Over the following days, the Soviet forces advanced down the railway lines, with the insurgents capturing Simferopol on 13 November. As Sevastopol was finally captured on 15 November, the insurgents were assigned quarters at Bulğanaq and Cav Cürek. The White forces that had remained in Crimea, taken in by Frunze's promise of amnesty, were massacred by the Cheka, at the order of Bela Kun. Estimates of the prisoners of war executed during this period range from 13,000 to over 50,000.

==Aftermath==
After the battle was over, Karetnyk's detachment was posted at Saky, in a move made by Frunze to ensure the Makhnovists were both isolated and prevented from leaving Crimea, even having the detachment surrounding by the 52nd Division, 3rd Cavalry Corps and the 2nd Brigade of the Latvian Riflemen. In a report to Kamenev, Frunze noted that the Makhnovists had "acquitted themselves reasonably well", regretting that they had not sustained heavier losses. Frunze subsequently issued an order that Karetnyk's detachment be transferred to the Caucasian Front, but without sending a copy of the order to Karetnyk, and directed two armies to concentrate near Huliaipole.
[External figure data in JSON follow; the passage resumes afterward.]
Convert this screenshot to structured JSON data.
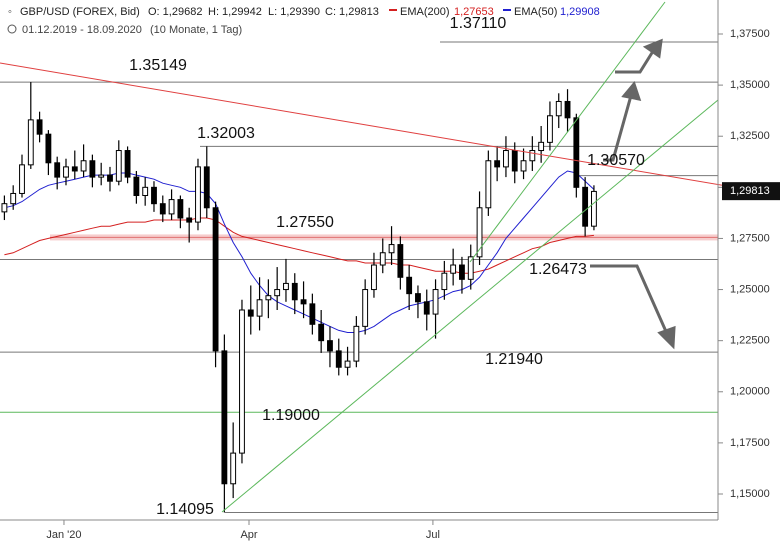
{
  "chart_data": {
    "type": "candlestick",
    "header": {
      "symbol": "GBP/USD (FOREX, Bid)",
      "open": "O: 1,29682",
      "high": "H: 1,29942",
      "low": "L: 1,29390",
      "close": "C: 1,29813",
      "range": "01.12.2019 - 18.09.2020",
      "period": "(10 Monate, 1 Tag)"
    },
    "open": [
      1.288,
      1.292,
      1.297,
      1.311,
      1.333,
      1.326,
      1.312,
      1.305,
      1.31,
      1.308,
      1.313,
      1.305,
      1.306,
      1.303,
      1.318,
      1.305,
      1.296,
      1.3,
      1.292,
      1.287,
      1.294,
      1.285,
      1.283,
      1.31,
      1.29,
      1.22,
      1.155,
      1.17,
      1.24,
      1.237,
      1.245,
      1.247,
      1.25,
      1.253,
      1.245,
      1.243,
      1.233,
      1.225,
      1.22,
      1.212,
      1.215,
      1.232,
      1.25,
      1.262,
      1.268,
      1.272,
      1.256,
      1.248,
      1.244,
      1.238,
      1.25,
      1.258,
      1.262,
      1.255,
      1.266,
      1.29,
      1.313,
      1.31,
      1.318,
      1.308,
      1.313,
      1.318,
      1.322,
      1.335,
      1.342,
      1.334,
      1.3,
      1.281
    ],
    "high": [
      1.296,
      1.301,
      1.316,
      1.3515,
      1.337,
      1.328,
      1.315,
      1.314,
      1.318,
      1.321,
      1.316,
      1.312,
      1.31,
      1.323,
      1.32,
      1.308,
      1.305,
      1.303,
      1.296,
      1.299,
      1.296,
      1.29,
      1.314,
      1.32003,
      1.293,
      1.228,
      1.185,
      1.245,
      1.252,
      1.256,
      1.255,
      1.261,
      1.265,
      1.258,
      1.254,
      1.248,
      1.24,
      1.232,
      1.226,
      1.222,
      1.237,
      1.255,
      1.268,
      1.275,
      1.281,
      1.276,
      1.262,
      1.252,
      1.25,
      1.255,
      1.264,
      1.27,
      1.266,
      1.272,
      1.298,
      1.318,
      1.32,
      1.325,
      1.322,
      1.319,
      1.325,
      1.33,
      1.342,
      1.346,
      1.348,
      1.336,
      1.305,
      1.301
    ],
    "low": [
      1.284,
      1.289,
      1.295,
      1.309,
      1.322,
      1.306,
      1.299,
      1.301,
      1.304,
      1.305,
      1.3,
      1.301,
      1.298,
      1.301,
      1.302,
      1.292,
      1.291,
      1.288,
      1.283,
      1.284,
      1.28,
      1.273,
      1.279,
      1.285,
      1.212,
      1.14095,
      1.148,
      1.165,
      1.228,
      1.23,
      1.236,
      1.24,
      1.244,
      1.238,
      1.236,
      1.228,
      1.219,
      1.212,
      1.208,
      1.208,
      1.212,
      1.228,
      1.246,
      1.258,
      1.262,
      1.25,
      1.24,
      1.236,
      1.23,
      1.226,
      1.245,
      1.252,
      1.248,
      1.25,
      1.262,
      1.286,
      1.303,
      1.305,
      1.302,
      1.304,
      1.308,
      1.312,
      1.318,
      1.329,
      1.327,
      1.295,
      1.276,
      1.279
    ],
    "close": [
      1.292,
      1.297,
      1.311,
      1.333,
      1.326,
      1.312,
      1.305,
      1.31,
      1.308,
      1.313,
      1.305,
      1.306,
      1.303,
      1.318,
      1.305,
      1.296,
      1.3,
      1.292,
      1.287,
      1.294,
      1.285,
      1.283,
      1.31,
      1.29,
      1.22,
      1.155,
      1.17,
      1.24,
      1.237,
      1.245,
      1.247,
      1.25,
      1.253,
      1.245,
      1.243,
      1.233,
      1.225,
      1.22,
      1.212,
      1.215,
      1.232,
      1.25,
      1.262,
      1.268,
      1.272,
      1.256,
      1.248,
      1.244,
      1.238,
      1.25,
      1.258,
      1.262,
      1.255,
      1.266,
      1.29,
      1.313,
      1.31,
      1.318,
      1.308,
      1.313,
      1.318,
      1.322,
      1.335,
      1.342,
      1.334,
      1.3,
      1.281,
      1.298
    ],
    "series": [
      {
        "name": "EMA(200)",
        "label": "1,27653",
        "color": "#d42020",
        "values": [
          1.267,
          1.268,
          1.27,
          1.272,
          1.274,
          1.275,
          1.276,
          1.277,
          1.278,
          1.279,
          1.28,
          1.281,
          1.281,
          1.282,
          1.283,
          1.283,
          1.283,
          1.284,
          1.284,
          1.284,
          1.284,
          1.284,
          1.285,
          1.285,
          1.284,
          1.281,
          1.278,
          1.276,
          1.275,
          1.274,
          1.273,
          1.272,
          1.271,
          1.27,
          1.269,
          1.268,
          1.267,
          1.266,
          1.265,
          1.264,
          1.264,
          1.263,
          1.263,
          1.263,
          1.263,
          1.262,
          1.262,
          1.261,
          1.26,
          1.259,
          1.259,
          1.259,
          1.258,
          1.258,
          1.259,
          1.26,
          1.262,
          1.264,
          1.266,
          1.268,
          1.27,
          1.271,
          1.273,
          1.274,
          1.275,
          1.276,
          1.276,
          1.2765
        ]
      },
      {
        "name": "EMA(50)",
        "label": "1,29908",
        "color": "#2020d0",
        "values": [
          1.29,
          1.291,
          1.293,
          1.296,
          1.299,
          1.301,
          1.302,
          1.303,
          1.304,
          1.305,
          1.306,
          1.306,
          1.306,
          1.307,
          1.307,
          1.306,
          1.305,
          1.304,
          1.302,
          1.301,
          1.3,
          1.298,
          1.298,
          1.297,
          1.292,
          1.282,
          1.273,
          1.266,
          1.258,
          1.252,
          1.247,
          1.244,
          1.242,
          1.24,
          1.238,
          1.236,
          1.234,
          1.232,
          1.23,
          1.229,
          1.229,
          1.23,
          1.232,
          1.235,
          1.238,
          1.24,
          1.242,
          1.243,
          1.244,
          1.245,
          1.247,
          1.249,
          1.25,
          1.252,
          1.256,
          1.262,
          1.268,
          1.275,
          1.28,
          1.285,
          1.29,
          1.295,
          1.3,
          1.305,
          1.308,
          1.307,
          1.303,
          1.299
        ]
      }
    ],
    "levels": [
      {
        "value": 1.3711,
        "label": "1.37110"
      },
      {
        "value": 1.35149,
        "label": "1.35149"
      },
      {
        "value": 1.32003,
        "label": "1.32003"
      },
      {
        "value": 1.3057,
        "label": "1.30570"
      },
      {
        "value": 1.2755,
        "label": "1.27550"
      },
      {
        "value": 1.26473,
        "label": "1.26473"
      },
      {
        "value": 1.2194,
        "label": "1.21940"
      },
      {
        "value": 1.19,
        "label": "1.19000"
      },
      {
        "value": 1.14095,
        "label": "1.14095"
      }
    ],
    "last_price": {
      "value": 1.29813,
      "label": "1,29813"
    },
    "xlim": [
      0,
      81.6
    ],
    "xticks": [
      {
        "value": 7.27,
        "label": "Jan '20"
      },
      {
        "value": 28.3,
        "label": "Apr"
      },
      {
        "value": 49.2,
        "label": "Jul"
      }
    ],
    "ylim": [
      1.13728,
      1.39163
    ],
    "yticks": [
      {
        "value": 1.15,
        "label": "1,15000"
      },
      {
        "value": 1.175,
        "label": "1,17500"
      },
      {
        "value": 1.2,
        "label": "1,20000"
      },
      {
        "value": 1.225,
        "label": "1,22500"
      },
      {
        "value": 1.25,
        "label": "1,25000"
      },
      {
        "value": 1.275,
        "label": "1,27500"
      },
      {
        "value": 1.3,
        "label": "1,30000"
      },
      {
        "value": 1.325,
        "label": "1,32500"
      },
      {
        "value": 1.35,
        "label": "1,35000"
      },
      {
        "value": 1.375,
        "label": "1,37500"
      }
    ]
  }
}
On the day that Sevastopol was captured, Karetnyk informed Makhno of their victory over telegram, to which the insurgent chief-of-staff Hryhory Vasylivsky responded by declaring the end of the Starobilsk agreement and predicting a Bolshevik attack within the week. By 23 November, Frunze was already preparing to openly break with the insurgents, accusing them of insubordination and banditry. On the night of 26 November, the Red Army launched a coordinated offensive against the Makhnovshchina: Karetnyk and the insurgent staff were ambushed and executed, Huliaipole was surrounded and captured, and the anarchists in Kharkiv were rounded up and arrested.

The subsequent conflict between the Makhnovists and Bolsheviks lasted until August 1921, when the Makhnovshchina was decisively defeated by the Red Army and the Ukrainian Soviet Socialist Republic was established as the sole authority in the country.